公开(公告)号：US20140275231A1

公开(公告)日：2014-09-18

申请号：US14354471

申请日：2012-10-29

Applicant: UNIVERSITY OF FLORIDA RESEARCH FOUNDATION, INC.

Inventor： Sanford Leon Boye ,  Frank Markus Dyka ,  William W. Hauswirth

IPC: A61K48/00

CPC classification number: A61K48/005 ,  C12N15/86 ,  C12N2750/14143 ,  C12N2830/008 ,  C12N2830/85

Abstract: The subject invention concerns materials and methods for providing for cone cell specific expression of a polynucleotide in a human or animal. One aspect of the invention concerns a polynucleotide promoter sequence that directs expression of an operably linked polynucleotide in cone cells. In one embodiment, a polynucleotide of the invention comprises a nucleotide sequence of an interphotoreceptor retinoid-binding protein (IRBP) gene that is positioned upstream of a promoter nucleotide sequence of a cone transducin alpha-subunit (GNAT2) gene. Another aspect of the subject invention concerns methods for expressing a selected polynucleotide in cone cells. The selected polynucleotide can be provided in a polynucleotide of the invention wherein the selected polynucleotide is operably linked to a polynucleotide promoter sequence of the invention. In one embodiment, the selected polynucleotide sequence is provided in a polynucleotide vector of the invention. The vector comprising the selected polynucleotide is then introduced into a cell. The selected polynucleotide is expressed only in cone cells, with very little, if any, expression in rods or other cells. A selected polynucleotide can be one that encodes, for example, a therapeutic protein or a functional protein that is defective or underexpressed in the targeted cone cells.

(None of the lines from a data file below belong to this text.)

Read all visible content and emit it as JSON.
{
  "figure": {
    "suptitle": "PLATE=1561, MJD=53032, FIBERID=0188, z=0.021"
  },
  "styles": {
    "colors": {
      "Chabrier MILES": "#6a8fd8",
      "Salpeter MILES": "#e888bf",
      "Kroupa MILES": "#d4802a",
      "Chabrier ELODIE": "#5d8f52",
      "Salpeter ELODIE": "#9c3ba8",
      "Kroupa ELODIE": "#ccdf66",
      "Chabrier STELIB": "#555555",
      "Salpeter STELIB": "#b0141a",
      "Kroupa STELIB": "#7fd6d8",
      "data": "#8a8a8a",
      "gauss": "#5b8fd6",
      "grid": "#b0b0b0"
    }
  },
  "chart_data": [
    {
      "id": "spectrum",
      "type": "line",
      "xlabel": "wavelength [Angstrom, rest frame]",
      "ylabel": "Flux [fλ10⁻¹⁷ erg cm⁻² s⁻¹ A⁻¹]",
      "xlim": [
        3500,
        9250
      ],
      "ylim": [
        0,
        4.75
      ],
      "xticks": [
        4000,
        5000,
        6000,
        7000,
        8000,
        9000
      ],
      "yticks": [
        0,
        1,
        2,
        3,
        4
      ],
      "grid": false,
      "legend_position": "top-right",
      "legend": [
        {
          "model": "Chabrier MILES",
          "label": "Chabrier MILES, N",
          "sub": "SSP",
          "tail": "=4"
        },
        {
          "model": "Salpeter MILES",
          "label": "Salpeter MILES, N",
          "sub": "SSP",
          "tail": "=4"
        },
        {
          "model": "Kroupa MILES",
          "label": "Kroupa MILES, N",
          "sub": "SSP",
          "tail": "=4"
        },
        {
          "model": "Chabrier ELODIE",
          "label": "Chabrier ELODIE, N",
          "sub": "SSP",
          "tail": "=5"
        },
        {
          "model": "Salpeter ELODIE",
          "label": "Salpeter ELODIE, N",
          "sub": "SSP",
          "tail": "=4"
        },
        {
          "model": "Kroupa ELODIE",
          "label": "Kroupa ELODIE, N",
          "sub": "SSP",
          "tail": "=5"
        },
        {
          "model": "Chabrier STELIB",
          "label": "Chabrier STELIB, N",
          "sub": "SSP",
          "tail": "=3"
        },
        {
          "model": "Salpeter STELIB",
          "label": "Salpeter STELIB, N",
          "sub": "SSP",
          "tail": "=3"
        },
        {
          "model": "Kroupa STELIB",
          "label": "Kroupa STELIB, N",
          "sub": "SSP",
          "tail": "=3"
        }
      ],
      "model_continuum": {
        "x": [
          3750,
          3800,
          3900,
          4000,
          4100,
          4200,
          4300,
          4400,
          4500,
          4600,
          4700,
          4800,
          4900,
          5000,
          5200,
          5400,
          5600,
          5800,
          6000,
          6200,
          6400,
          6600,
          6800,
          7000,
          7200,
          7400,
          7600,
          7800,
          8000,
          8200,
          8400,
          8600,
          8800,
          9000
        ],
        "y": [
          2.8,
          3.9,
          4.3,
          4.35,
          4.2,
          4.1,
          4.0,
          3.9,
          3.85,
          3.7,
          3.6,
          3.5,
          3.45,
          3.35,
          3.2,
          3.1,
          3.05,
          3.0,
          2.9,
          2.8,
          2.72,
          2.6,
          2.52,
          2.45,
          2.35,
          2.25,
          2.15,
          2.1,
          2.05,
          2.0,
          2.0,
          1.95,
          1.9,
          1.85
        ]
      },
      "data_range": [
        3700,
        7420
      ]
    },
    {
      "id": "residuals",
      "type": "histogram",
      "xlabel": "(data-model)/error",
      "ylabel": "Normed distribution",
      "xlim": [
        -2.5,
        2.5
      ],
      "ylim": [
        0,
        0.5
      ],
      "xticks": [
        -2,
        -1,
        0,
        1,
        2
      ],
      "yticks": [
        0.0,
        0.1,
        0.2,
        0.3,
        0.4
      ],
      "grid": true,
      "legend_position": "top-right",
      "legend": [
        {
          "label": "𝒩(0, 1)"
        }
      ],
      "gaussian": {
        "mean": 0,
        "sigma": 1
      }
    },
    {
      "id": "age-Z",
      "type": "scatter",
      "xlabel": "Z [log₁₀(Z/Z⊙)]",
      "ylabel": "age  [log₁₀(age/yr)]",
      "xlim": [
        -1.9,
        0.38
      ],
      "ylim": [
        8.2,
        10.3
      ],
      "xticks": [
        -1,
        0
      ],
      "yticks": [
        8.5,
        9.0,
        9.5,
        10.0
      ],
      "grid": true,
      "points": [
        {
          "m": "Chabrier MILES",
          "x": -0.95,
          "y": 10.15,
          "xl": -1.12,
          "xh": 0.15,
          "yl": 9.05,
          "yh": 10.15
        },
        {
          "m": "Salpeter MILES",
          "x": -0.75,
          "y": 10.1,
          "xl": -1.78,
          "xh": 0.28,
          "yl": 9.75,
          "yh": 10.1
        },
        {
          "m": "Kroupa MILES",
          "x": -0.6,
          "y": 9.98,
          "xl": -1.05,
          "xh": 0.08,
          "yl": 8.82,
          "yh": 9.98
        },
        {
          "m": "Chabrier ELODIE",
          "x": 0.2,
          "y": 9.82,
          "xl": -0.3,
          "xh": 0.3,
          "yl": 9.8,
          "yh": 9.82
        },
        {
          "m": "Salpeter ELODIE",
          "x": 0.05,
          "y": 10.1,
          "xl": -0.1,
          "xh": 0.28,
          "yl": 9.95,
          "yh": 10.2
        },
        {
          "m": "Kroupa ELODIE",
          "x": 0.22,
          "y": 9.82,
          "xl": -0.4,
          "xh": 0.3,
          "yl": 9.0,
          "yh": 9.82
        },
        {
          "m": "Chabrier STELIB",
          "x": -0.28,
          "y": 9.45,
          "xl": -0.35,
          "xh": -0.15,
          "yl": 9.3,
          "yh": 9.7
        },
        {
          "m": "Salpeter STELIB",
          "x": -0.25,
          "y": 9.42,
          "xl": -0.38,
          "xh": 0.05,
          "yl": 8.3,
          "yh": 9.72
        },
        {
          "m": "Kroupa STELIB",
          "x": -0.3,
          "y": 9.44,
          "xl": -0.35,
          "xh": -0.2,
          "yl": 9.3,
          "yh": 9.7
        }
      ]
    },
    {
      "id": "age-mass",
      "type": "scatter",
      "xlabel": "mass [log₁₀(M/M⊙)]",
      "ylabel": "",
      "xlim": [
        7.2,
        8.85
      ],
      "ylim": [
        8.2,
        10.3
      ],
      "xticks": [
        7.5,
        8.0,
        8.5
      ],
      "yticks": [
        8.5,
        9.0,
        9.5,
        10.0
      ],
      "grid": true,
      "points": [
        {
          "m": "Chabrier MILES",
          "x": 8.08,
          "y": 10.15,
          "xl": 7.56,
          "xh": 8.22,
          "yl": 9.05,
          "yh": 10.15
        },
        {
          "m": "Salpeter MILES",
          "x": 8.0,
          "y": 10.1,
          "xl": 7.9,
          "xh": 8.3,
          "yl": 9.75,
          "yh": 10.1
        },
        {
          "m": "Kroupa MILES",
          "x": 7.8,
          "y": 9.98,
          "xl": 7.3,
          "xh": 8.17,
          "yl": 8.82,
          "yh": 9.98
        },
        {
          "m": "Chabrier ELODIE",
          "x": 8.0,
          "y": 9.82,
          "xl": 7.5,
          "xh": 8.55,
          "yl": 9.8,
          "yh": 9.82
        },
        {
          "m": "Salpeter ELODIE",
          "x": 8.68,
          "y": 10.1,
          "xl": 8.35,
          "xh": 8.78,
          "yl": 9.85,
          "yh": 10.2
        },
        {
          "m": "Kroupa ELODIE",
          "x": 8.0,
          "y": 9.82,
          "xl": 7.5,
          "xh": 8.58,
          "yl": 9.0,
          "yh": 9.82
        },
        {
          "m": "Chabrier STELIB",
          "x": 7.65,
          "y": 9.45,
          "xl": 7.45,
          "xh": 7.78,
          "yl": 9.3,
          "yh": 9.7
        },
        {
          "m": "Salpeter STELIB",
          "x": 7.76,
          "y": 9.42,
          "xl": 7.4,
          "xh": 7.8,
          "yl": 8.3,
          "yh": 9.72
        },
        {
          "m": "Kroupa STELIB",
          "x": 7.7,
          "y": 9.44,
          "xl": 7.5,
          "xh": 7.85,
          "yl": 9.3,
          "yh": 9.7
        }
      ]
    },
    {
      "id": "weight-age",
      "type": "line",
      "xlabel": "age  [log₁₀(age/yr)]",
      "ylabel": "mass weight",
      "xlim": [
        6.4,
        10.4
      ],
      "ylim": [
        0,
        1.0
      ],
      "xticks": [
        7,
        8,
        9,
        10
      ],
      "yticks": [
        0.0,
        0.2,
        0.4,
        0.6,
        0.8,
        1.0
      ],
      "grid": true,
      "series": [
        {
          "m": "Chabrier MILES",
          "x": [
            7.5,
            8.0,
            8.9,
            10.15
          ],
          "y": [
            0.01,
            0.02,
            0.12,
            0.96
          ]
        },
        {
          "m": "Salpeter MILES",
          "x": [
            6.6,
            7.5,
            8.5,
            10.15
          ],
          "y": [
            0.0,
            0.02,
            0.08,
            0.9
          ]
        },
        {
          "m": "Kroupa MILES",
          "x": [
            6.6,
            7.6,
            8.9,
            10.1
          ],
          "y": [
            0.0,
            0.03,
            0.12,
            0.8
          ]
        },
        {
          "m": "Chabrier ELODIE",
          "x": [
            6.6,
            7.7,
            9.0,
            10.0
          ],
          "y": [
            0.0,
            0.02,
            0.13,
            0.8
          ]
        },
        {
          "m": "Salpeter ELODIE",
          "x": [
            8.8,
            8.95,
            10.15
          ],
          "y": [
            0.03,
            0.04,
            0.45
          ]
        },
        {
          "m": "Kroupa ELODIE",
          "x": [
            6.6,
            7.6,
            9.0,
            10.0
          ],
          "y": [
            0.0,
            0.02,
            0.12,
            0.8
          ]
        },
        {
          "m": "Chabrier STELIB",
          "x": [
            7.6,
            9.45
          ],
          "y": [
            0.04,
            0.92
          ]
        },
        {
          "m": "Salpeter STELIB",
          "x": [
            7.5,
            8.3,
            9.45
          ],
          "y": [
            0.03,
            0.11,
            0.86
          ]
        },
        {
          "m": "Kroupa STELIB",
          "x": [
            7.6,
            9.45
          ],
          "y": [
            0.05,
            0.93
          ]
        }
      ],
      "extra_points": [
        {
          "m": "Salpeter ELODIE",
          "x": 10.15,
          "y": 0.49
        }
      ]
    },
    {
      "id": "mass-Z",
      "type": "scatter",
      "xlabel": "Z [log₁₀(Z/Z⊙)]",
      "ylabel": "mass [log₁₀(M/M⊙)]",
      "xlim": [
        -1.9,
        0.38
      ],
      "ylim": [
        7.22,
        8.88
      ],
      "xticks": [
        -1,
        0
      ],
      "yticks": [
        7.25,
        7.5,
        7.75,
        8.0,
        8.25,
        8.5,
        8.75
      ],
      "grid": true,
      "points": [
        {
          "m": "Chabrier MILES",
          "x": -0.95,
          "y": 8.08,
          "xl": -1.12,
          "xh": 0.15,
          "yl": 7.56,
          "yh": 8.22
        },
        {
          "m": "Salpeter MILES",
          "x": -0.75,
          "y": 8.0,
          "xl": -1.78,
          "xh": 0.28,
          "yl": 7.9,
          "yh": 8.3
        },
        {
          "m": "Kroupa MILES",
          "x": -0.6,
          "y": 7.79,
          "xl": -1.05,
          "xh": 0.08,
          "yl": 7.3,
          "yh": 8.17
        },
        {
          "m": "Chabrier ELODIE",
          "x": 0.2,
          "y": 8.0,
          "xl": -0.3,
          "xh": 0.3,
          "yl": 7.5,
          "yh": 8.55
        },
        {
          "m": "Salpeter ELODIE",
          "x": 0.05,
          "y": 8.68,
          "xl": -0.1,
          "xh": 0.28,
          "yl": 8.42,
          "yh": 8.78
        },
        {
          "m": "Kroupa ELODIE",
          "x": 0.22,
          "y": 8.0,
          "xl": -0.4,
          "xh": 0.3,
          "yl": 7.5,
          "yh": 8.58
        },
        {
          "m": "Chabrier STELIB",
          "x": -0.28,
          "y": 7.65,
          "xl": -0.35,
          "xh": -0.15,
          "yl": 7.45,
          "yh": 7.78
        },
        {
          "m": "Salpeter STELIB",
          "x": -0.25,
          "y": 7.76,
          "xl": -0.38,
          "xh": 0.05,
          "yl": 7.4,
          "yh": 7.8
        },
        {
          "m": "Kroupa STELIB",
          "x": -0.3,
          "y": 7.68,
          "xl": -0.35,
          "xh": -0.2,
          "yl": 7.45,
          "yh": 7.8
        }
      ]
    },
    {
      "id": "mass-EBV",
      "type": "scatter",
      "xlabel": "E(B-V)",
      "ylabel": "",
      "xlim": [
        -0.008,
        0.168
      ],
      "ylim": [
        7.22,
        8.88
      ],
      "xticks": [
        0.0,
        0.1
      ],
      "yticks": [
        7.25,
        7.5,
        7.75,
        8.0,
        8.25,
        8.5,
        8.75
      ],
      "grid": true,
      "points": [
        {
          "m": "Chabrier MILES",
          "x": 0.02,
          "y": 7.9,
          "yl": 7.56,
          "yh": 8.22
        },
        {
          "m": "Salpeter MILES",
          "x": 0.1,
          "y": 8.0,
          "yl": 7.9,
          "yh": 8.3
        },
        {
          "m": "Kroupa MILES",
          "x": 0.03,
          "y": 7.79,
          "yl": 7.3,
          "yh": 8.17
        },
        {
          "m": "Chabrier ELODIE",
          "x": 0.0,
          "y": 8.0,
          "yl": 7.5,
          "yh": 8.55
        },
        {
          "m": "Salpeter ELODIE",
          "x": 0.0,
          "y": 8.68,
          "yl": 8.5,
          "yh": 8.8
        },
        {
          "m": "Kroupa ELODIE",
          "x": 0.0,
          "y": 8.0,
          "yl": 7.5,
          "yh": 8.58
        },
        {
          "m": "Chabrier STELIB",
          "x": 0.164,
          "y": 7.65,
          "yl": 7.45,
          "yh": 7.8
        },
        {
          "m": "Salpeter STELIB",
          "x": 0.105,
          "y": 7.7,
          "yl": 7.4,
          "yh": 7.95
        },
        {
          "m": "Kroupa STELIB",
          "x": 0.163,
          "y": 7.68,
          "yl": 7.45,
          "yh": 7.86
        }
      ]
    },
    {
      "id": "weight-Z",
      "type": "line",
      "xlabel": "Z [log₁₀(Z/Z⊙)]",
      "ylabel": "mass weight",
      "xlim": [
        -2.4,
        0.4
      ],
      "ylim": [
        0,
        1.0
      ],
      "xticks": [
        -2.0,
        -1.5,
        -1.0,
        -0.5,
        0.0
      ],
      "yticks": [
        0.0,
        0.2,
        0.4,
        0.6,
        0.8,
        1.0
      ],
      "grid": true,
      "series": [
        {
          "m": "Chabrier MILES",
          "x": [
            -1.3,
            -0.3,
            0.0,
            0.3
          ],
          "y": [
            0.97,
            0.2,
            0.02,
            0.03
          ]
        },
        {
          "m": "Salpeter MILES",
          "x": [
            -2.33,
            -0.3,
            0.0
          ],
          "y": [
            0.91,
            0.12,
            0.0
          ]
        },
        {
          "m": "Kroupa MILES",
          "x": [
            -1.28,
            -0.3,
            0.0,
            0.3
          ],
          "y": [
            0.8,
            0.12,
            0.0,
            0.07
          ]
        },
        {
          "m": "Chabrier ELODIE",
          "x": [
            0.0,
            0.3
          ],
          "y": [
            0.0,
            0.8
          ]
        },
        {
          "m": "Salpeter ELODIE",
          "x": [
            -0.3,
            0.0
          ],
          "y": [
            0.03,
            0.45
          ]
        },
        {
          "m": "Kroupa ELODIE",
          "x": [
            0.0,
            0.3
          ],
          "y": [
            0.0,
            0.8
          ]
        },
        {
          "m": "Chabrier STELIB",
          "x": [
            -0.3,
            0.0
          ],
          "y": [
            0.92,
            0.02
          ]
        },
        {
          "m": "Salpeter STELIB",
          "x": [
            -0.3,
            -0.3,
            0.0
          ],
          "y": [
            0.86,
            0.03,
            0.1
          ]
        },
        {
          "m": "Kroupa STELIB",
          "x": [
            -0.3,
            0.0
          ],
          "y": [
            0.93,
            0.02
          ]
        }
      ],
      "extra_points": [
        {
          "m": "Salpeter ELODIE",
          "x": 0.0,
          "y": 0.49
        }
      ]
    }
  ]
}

Abstract translation: 本发明涉及用于在人或动物中提供多核苷酸的锥细胞特异性表达的材料和方法。 本发明的一个方面涉及指导可操作地连接的多核苷酸在锥细胞中的表达的多核苷酸启动子序列。 在一个实施方案中，本发明的多核苷酸包含位于锥体转导蛋白α-亚基（GNAT2）基因的启动子核苷酸序列上游的光受体类维生素A结合蛋白（IRBP）基因的核苷酸序列。 本发明的另一方面涉及在锥细胞中表达选定的多核苷酸的方法。 所选择的多核苷酸可以提供在本发明的多核苷酸中，其中所选择的多核苷酸可操作地连接到本发明的多核苷酸启动子序列。 在一个实施方案中，所选择的多核苷酸序列在本发明的多核苷酸载体中提供。 然后将包含所选多核苷酸的载体导入细胞。 所选择的多核苷酸仅在锥细胞中表达，在棒或其它细胞中表达很少（如果有的话）。 所选择的多核苷酸可以是编码例如在靶向锥细胞中有缺陷或低表达的治疗性蛋白质或功能性蛋白质的多核苷酸。